Lagrangian and Hamiltonian Formalisms for Relativistic Mechanics with Lorentz-Invariant Evolution Parameters in 1 + 1 Dimensions

Abstract

This article presents alternative Hamiltonian and Lagrangian formalisms for relativistic mechanics using proper time and proper Lagrangian coordinates in 1 + 1 dimensions as parameters of evolution. The Lagrangian and Hamiltonian formalisms for a hypothetical particle with and without charge are considered based on the relativistic equation for the dynamics and integrals of particle motion. A relativistic invariant law for the conservation of energy and momentum in the Lorentz representation is given. To select various generalized coordinates and momenta, it is possible to modify the Lagrange equations of the second kind due to the relativistic laws of conservation of energy and momentum. An action function is obtained with an explicit dependence on the velocity of the relativistic particles. The angular integral of the particle motion is derived from Hamiltonian mechanics, and the displacement Hamiltonian is obtained from the Hamilton–Jacobi equation. The angular integral of the particle motion θ is an invariant form of the conservation law. It appears only at relativistic intensities and is constant only in a specific case. The Hamilton–Jacobi–Lagrange equation is derived from the Hamilton–Jacobi equation and the Lagrange equation of the second kind. Using relativistic Hamiltonian mechanics, the Euler–Hamilton equation is obtained by expressing the energy balance through the angular integral of the particle motion θ. The given conservation laws show that the angular integral of the particle motion reflects the relativistic Doppler effect for particles in 1 + 1 dimensions.
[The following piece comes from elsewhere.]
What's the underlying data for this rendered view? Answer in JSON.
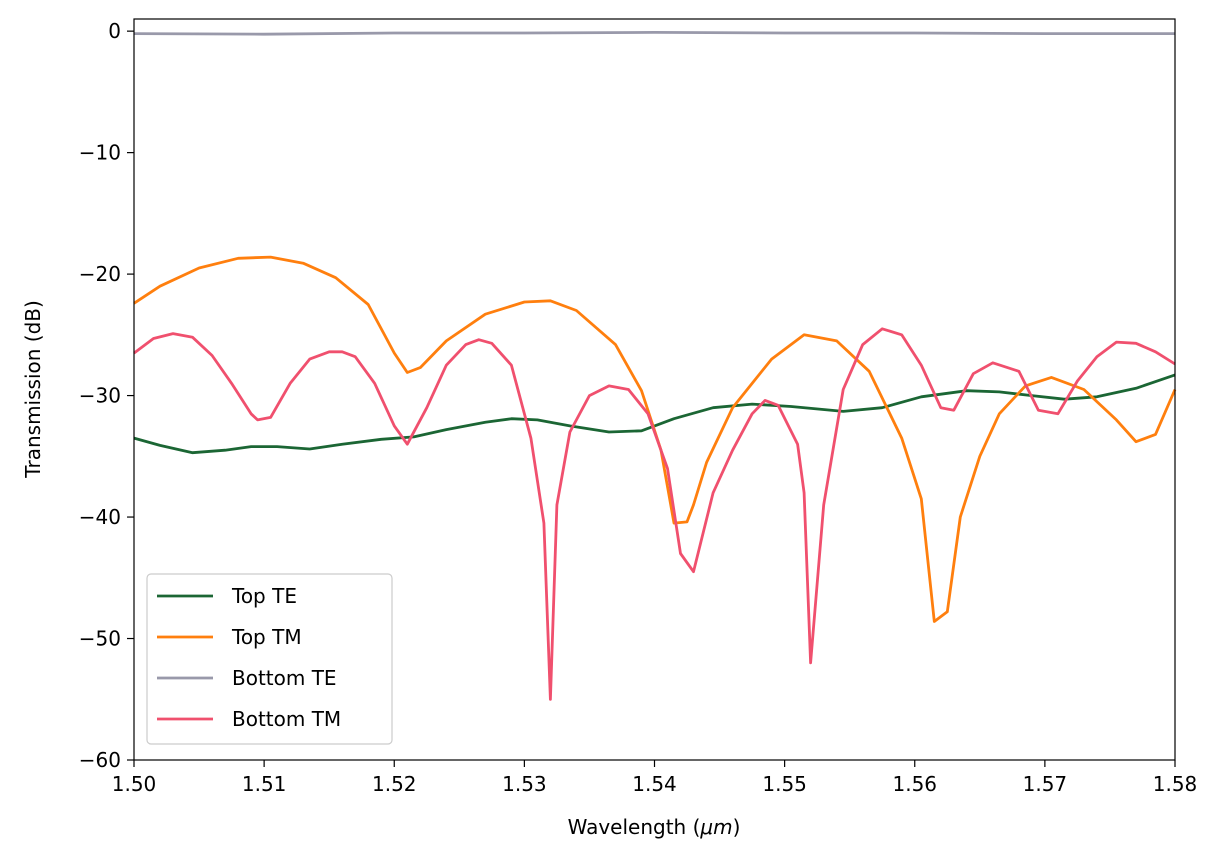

The connection between the integrals of the particle motion and the doubly special theory of relativity is shown. As an example of the applicability of the proposed invariant method, analyses of the motion of relativistic particles in circularly polarized, monochromatic, spatially modulated electromagnetic plane waves and plane laser pulses are given, and comparisons are made with calculations based on the Landau and Lifshitz method. To allow for the analysis of the oscillation of a particle in various fields, a phase-plane method is presented.